In 1992, when David Gooding worked in the car department at Christie's, he received a telephone call from a lawyer charged with settling the estate of an elderly woman who had died alone in Vevey, Switzerland. For a time this woman summered at a hotel in Greenwich, Connecticut, and among her possessions there was a dusty old Mercedes that had been stashed in a warehouse, surrounded by old carnival equipment. "It's black," Gooding recalled the lawyer saying. "It's a convertible, and it's old."
"How old?" Gooding asked.
"I don't know. But it has pipes coming out of the side."
This was no ordinary Mercedes. It turned out to be an exceedingly rare 1936 540K Special Roadster. Fewer than 10 such cars are said to survive in comparable condition, and Gooding, who is now the president of his own auction house, Gooding and Company, believes the completely restored roadster might set the record for the most expensive car ever sold at auction when his firm offloads it this month during the Pebble Beach Concours d'Elegance. "We sold a Ferrari Testarossa last year for US$16 million," Gooding said, noting the last time he set a record. "If this car hits that number, it wouldn't surprise me."

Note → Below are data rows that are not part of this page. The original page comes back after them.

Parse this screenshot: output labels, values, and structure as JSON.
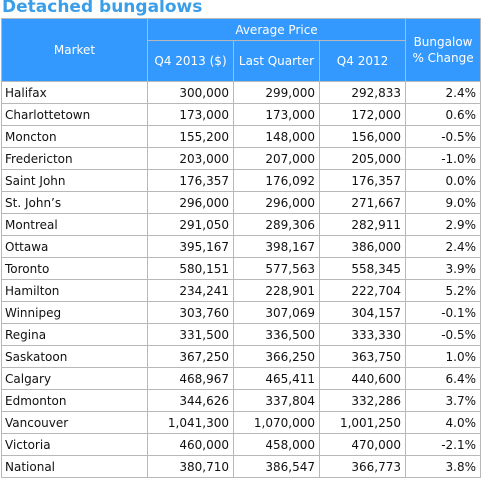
{
  "title": "Detached bungalows",
  "headers": {
    "market": "Market",
    "average_price": "Average Price",
    "q4_2013": "Q4 2013 ($)",
    "last_quarter": "Last Quarter",
    "q4_2012": "Q4 2012",
    "change": "Bungalow % Change"
  },
  "rows": [
    {
      "market": "Halifax",
      "q4_2013": "300,000",
      "last_quarter": "299,000",
      "q4_2012": "292,833",
      "change": "2.4%"
    },
    {
      "market": "Charlottetown",
      "q4_2013": "173,000",
      "last_quarter": "173,000",
      "q4_2012": "172,000",
      "change": "0.6%"
    },
    {
      "market": "Moncton",
      "q4_2013": "155,200",
      "last_quarter": "148,000",
      "q4_2012": "156,000",
      "change": "-0.5%"
    },
    {
      "market": "Fredericton",
      "q4_2013": "203,000",
      "last_quarter": "207,000",
      "q4_2012": "205,000",
      "change": "-1.0%"
    },
    {
      "market": "Saint John",
      "q4_2013": "176,357",
      "last_quarter": "176,092",
      "q4_2012": "176,357",
      "change": "0.0%"
    },
    {
      "market": "St. John’s",
      "q4_2013": "296,000",
      "last_quarter": "296,000",
      "q4_2012": "271,667",
      "change": "9.0%"
    },
    {
      "market": "Montreal",
      "q4_2013": "291,050",
      "last_quarter": "289,306",
      "q4_2012": "282,911",
      "change": "2.9%"
    },
    {
      "market": "Ottawa",
      "q4_2013": "395,167",
      "last_quarter": "398,167",
      "q4_2012": "386,000",
      "change": "2.4%"
    },
    {
      "market": "Toronto",
      "q4_2013": "580,151",
      "last_quarter": "577,563",
      "q4_2012": "558,345",
      "change": "3.9%"
    },
    {
      "market": "Hamilton",
      "q4_2013": "234,241",
      "last_quarter": "228,901",
      "q4_2012": "222,704",
      "change": "5.2%"
    },
    {
      "market": "Winnipeg",
      "q4_2013": "303,760",
      "last_quarter": "307,069",
      "q4_2012": "304,157",
      "change": "-0.1%"
    },
    {
      "market": "Regina",
      "q4_2013": "331,500",
      "last_quarter": "336,500",
      "q4_2012": "333,330",
      "change": "-0.5%"
    },
    {
      "market": "Saskatoon",
      "q4_2013": "367,250",
      "last_quarter": "366,250",
      "q4_2012": "363,750",
      "change": "1.0%"
    },
    {
      "market": "Calgary",
      "q4_2013": "468,967",
      "last_quarter": "465,411",
      "q4_2012": "440,600",
      "change": "6.4%"
    },
    {
      "market": "Edmonton",
      "q4_2013": "344,626",
      "last_quarter": "337,804",
      "q4_2012": "332,286",
      "change": "3.7%"
    },
    {
      "market": "Vancouver",
      "q4_2013": "1,041,300",
      "last_quarter": "1,070,000",
      "q4_2012": "1,001,250",
      "change": "4.0%"
    },
    {
      "market": "Victoria",
      "q4_2013": "460,000",
      "last_quarter": "458,000",
      "q4_2012": "470,000",
      "change": "-2.1%"
    },
    {
      "market": "National",
      "q4_2013": "380,710",
      "last_quarter": "386,547",
      "q4_2012": "366,773",
      "change": "3.8%"
    }
  ],
  "colors": {
    "title": "#3a9ee8",
    "header_background": "#3399ff",
    "header_text": "#ffffff",
    "grid": "#b8b8b8"
  }
}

Back in the early 1990s, Gooding failed to get the Mercedes consigned to Christie's, and eventually a private buyer swooped in. But now that same buyer is keen on selling, which means Gooding finally has his chance to bring the iconic roadster to the open market. "I've been chasing this car for a long time."
Much of the car's value is derived from its rarity and its condition - "every panel on this car is original," Gooding said It also came with a colourful provenance. It was purchased 76 years ago by the family of a Prussian baroness who might have been a character from an Alan Furst novel: she was elegant, coquettish, depressive, a dead ringer for Marlene Dietrich, who fancied jewels and lived in the best hotels in Paris and Cannes.
This was the Baroness Gisela Josephine von Krieger. She was a society fixture in London, even attending the coronation of King George VI. She resided in France until 1938 and, after being summoned back to Nazi Germany, fled to Monaco, then Switzerland. The Mercedes, which was being repaired when war broke out, was shipped to her after she negotiated a Swiss visa by feigning an illness.
In the 1950s, von Krieger brought the roadster to New York, where she lived in hotels like the Waldorf-Astoria and the St. Regis. She left the car in the US when she returned to Switzerland in 1959. In subsequent decades she grew increasingly reclusive. In 1989, when she died of a heart attack, she was living in Havishamian squalor, with US$320,000 worth of jewels by Cartier and others - later auctioned off by Sotheby's - scattered around her filthy apartment. "She died alone. It was a tragic story," Gooding said. "When they discovered her body, she had been dead for some time." Her Mercedes Roadster, secreted away for four decades in Connecticut, proved to be the best custodian of von Krieger's glamorous legacy. When the car was found, the glove box contained a pair of the baroness' white silk gloves. In the ashtray were ancient cigarette butts, stained with lipstick.